Balkan rotası olarak adlandırılan rotada dış sınırlarını dikenli tel örgülerle kapatan, sığınmacıları hapsetmek için gözaltı kampları kuran ve kitlesel sınır dışı etme eylemi yürüten AB, bir "Avrupa Kalesi" inşa etmeye çalışıyor. Ayrıca, AB ile otoriter Türk yönetiminin lideri Recep Tayyip Erdoğan, Ankara'ya 6 milyar avro ve siyasi tavizler verme karşılığında, sığınmacıların kitlesel olarak sınır dışı edilmesini kolaylaştırmak ve diğer sığınmacıların Avrupa’ya gitmek üzere Türkiye'den ayrılmalarını engellemek için utanç verici bir anlaşma yapmış durumda.

Şimdi, İtalya, diğer AB hükümetlerinin desteğiyle, bu düzenlemeleri, Trablusgarp’ta Fayez el-Sarraj'ın başında olduğu Batı destekli Libya Ulusal Mutabakat Hükümeti ile bir anlaşma yoluyla kopyalamaya çalışıyor. Bu istikrarsız rejim, Libya lideri Muammer Kaddafi'nin devrilmesi ve suikastla öldürülmesi ile sona eren 2011 yılındaki ABD-NATO rejim değişikliği savaşından bu yana iç savaş bataklığına saplanmış ve rakip milislerin şiddetinin hakim olduğu ülkenin yalnızca bir bölümünü kontrol ediyor.

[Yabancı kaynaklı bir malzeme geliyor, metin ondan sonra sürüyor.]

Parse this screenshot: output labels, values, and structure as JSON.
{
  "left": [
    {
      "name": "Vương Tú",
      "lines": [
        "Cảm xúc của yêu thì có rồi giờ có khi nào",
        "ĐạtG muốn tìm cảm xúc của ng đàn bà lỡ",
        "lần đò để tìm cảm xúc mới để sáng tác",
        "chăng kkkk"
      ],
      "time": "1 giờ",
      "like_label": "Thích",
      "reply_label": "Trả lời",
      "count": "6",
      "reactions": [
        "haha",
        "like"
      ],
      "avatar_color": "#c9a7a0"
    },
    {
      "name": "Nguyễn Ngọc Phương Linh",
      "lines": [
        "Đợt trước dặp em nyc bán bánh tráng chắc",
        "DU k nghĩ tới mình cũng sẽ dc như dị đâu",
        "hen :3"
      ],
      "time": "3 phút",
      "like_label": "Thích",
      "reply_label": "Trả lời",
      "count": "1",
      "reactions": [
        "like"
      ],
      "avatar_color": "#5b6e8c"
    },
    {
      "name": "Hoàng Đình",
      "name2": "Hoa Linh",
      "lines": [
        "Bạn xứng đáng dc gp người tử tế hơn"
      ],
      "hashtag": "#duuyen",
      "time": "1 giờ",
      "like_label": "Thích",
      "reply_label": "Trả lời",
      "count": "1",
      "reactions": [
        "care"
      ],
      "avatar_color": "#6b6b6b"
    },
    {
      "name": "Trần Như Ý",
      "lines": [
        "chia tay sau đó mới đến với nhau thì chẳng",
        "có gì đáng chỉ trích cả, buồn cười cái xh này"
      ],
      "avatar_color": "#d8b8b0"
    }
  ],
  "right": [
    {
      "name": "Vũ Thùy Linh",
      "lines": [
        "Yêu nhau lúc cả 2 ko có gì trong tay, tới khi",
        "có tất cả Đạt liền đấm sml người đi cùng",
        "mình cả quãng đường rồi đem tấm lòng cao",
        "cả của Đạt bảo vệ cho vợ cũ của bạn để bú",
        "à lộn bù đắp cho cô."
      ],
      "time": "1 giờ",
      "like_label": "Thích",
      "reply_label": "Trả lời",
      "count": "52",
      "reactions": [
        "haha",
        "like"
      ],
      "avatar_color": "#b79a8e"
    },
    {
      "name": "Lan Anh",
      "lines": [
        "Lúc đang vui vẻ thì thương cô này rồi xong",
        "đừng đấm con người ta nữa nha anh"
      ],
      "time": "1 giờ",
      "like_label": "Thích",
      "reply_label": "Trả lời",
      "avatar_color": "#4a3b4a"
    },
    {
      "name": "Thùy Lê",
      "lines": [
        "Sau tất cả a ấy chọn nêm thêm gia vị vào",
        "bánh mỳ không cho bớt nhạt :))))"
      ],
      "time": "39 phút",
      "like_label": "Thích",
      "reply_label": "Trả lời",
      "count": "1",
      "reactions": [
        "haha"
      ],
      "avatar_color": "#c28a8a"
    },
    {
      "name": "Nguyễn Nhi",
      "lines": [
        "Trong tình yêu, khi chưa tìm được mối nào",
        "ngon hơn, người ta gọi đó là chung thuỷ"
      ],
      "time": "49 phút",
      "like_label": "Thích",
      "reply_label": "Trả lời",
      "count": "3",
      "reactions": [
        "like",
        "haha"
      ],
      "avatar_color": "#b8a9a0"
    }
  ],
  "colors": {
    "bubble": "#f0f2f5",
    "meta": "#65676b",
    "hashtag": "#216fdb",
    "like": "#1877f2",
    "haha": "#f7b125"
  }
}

İtalya, önümüzdeki haftalarda, göçmenleri taşıyan tekneleri Libya sularından ayrılmadan önce durdurmayı amaçlayan operasyonlar yürütmeleri için, Libya sahil koruma görevlilerine en az 10 devriye botu, helikopterler, dört tekerlek çekiçli araçlar, haberleşme cihazları ve başka donanımlar sağlamaya başlayacak.

AB’nin, göçmenlerin ele geçirilmesi ve geri gönderilmesi kirli işini yapmak üzere güçlendirilen Libya sahil güvenlik görevlileri, vahşilikleri ve rüşvetçilikleriyle tanınıyorlar. Bu görevliler, açık denizlerde göçmenleri katlediyor, tekneleri batırıyor, sığınmacılara yardım etmeye çalışan yardımsever gruplara saldırıyor ve kaçakçılarla işbirliği yapmaktan kazanç sağlıyor.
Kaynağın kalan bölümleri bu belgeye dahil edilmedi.